Here, the parylene C has significantly excellent chemical resistance, thereby making it possible to appropriately protect the transmitting unit 170 from heat, impact, and foreign materials.

In addition, when the outer side portion of the transmitting unit 170 is coated with the parylene, the inner side of the measuring groove 132 formed at one side portion of the pressure sensor 130 is also coated in a thin film shape to thereby form a measuring groove coating film 161. Therefore, the coating layer 160 is formed to include the measuring groove coating film 161, thereby making it possible to protect the sensor unit of the pressure sensor 130. As a result, since a protective member needs not to be formed on the inner side of the measuring groove 132 in order to protect an existing pressure sensor 130 and a process of forming the protective member may be omitted, a manufacturing cost of the TPMS transmitting module 100 and a time required to manufacture the TPMS transmitting module 100 may be reduced.

According to the preferred embodiment of the present invention, the TPMS transmitting unit is protected from heat, impact, and corrosion due to introduction of foreign materials, such that a fault of the TPMS transmitting unit is prevented, thereby making it possible to reduce a maintenance cost.

In addition, according to the preferred embodiment of the present invention, weight of the TPMS transmitting unit is reduced, thereby making it possible to reduce an installation cost of the TPMS transmitting module.

Although the embodiment of the present invention has been disclosed for illustrative purposes, it will be appreciated that a TPMS transmitting module according to the invention is not limited thereto, and those skilled in the art will appreciate that various modifications, additions and substitutions are possible, without departing from the scope and spirit of the invention.

In addition, any and all modifications, variations or equivalent arrangements should be considered to be within the scope of the invention, and the detailed scope of the invention will be disclosed by the accompanying claims.

Claims

1. A tire pressure monitoring system (TPMS) transmitting module comprising:

a case mounted in a tire;

a transmitting unit mounted in the case; and

a coating layer coated on an outer side of the transmitting unit.

2. The TPMS transmitting module as set forth in claim 1, wherein the coating layer is made of plastic.

3. The TPMS transmitting module as set forth in claim 2, wherein the plastic is parylene.

4. The TPMS transmitting module as set forth in claim 3, wherein the parylene is parylene C.
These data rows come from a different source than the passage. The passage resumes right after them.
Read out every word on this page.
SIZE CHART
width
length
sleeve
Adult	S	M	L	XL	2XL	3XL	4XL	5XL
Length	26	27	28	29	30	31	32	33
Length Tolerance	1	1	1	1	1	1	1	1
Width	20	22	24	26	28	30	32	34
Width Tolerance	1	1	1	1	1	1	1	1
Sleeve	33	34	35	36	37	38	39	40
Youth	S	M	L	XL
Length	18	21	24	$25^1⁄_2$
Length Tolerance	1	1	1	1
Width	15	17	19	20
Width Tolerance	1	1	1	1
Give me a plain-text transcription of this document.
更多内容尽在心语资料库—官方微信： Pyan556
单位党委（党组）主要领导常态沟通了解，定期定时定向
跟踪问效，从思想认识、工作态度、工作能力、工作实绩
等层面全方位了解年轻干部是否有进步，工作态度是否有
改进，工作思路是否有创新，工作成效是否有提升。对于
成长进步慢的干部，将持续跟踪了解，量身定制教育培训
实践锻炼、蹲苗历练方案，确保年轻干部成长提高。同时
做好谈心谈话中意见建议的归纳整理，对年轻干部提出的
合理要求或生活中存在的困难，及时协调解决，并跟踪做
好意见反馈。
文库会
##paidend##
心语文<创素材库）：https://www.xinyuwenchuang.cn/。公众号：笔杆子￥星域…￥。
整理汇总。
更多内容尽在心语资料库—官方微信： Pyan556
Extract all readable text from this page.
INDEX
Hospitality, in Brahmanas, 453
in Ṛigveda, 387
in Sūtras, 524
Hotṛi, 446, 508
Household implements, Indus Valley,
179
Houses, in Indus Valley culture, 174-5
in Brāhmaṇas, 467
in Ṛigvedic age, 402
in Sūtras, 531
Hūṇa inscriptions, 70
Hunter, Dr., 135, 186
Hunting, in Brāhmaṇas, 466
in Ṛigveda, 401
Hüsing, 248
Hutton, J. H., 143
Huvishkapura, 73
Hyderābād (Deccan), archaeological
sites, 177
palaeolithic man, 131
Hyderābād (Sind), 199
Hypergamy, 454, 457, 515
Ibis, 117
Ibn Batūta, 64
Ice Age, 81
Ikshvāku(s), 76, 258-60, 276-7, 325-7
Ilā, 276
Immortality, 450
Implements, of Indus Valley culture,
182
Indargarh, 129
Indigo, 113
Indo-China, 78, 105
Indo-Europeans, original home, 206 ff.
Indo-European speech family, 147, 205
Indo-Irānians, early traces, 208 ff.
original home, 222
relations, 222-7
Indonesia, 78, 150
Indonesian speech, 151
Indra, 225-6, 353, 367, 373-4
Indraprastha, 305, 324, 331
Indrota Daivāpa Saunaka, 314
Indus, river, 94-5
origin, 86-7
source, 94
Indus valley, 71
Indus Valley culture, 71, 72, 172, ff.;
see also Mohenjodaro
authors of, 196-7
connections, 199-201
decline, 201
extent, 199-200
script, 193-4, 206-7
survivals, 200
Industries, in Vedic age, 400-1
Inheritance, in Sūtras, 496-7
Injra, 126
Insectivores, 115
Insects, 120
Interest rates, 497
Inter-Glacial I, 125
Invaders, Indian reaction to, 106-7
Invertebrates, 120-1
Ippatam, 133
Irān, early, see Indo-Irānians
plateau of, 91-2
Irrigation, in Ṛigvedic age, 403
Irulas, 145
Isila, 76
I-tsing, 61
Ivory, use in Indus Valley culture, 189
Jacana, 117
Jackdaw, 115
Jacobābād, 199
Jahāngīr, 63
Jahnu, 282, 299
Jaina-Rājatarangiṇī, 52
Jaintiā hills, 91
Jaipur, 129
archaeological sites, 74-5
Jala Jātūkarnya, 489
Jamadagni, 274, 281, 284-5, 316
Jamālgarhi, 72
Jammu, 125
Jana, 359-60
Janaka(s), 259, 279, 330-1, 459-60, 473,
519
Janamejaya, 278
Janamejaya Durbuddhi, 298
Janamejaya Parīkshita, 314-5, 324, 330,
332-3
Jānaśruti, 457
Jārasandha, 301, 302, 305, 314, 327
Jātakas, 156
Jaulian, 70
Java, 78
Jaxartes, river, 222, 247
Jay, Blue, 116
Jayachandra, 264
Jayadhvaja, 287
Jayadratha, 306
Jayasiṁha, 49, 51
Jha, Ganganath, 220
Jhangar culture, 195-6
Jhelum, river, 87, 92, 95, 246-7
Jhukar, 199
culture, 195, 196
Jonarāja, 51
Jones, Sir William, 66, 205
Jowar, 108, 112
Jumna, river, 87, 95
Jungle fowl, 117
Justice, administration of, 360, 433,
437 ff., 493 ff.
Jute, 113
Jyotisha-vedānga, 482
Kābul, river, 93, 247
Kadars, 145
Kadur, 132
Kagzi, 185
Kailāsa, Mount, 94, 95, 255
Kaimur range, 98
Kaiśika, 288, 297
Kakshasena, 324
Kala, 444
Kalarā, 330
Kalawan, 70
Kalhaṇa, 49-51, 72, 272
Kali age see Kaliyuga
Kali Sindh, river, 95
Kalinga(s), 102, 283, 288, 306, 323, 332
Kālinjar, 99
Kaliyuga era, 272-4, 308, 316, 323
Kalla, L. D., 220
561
5. The TPMS transmitting module as set forth in claim 1, wherein the transmitting unit includes a circuit unit.

6. The TPMS transmitting module as set forth in claim 5, wherein the transmitting unit further includes a pressure sensor.

7. The TPMS transmitting module as set forth in claim 6, wherein the pressure sensor includes a measuring groove formed in one side portion thereof, and

wherein the coating layer further includes a measuring groove coating film coated along an inner side of the measuring groove.

8. The TPMS transmitting module as set forth in claim 1, wherein the coating layer is formed in a thin film shape.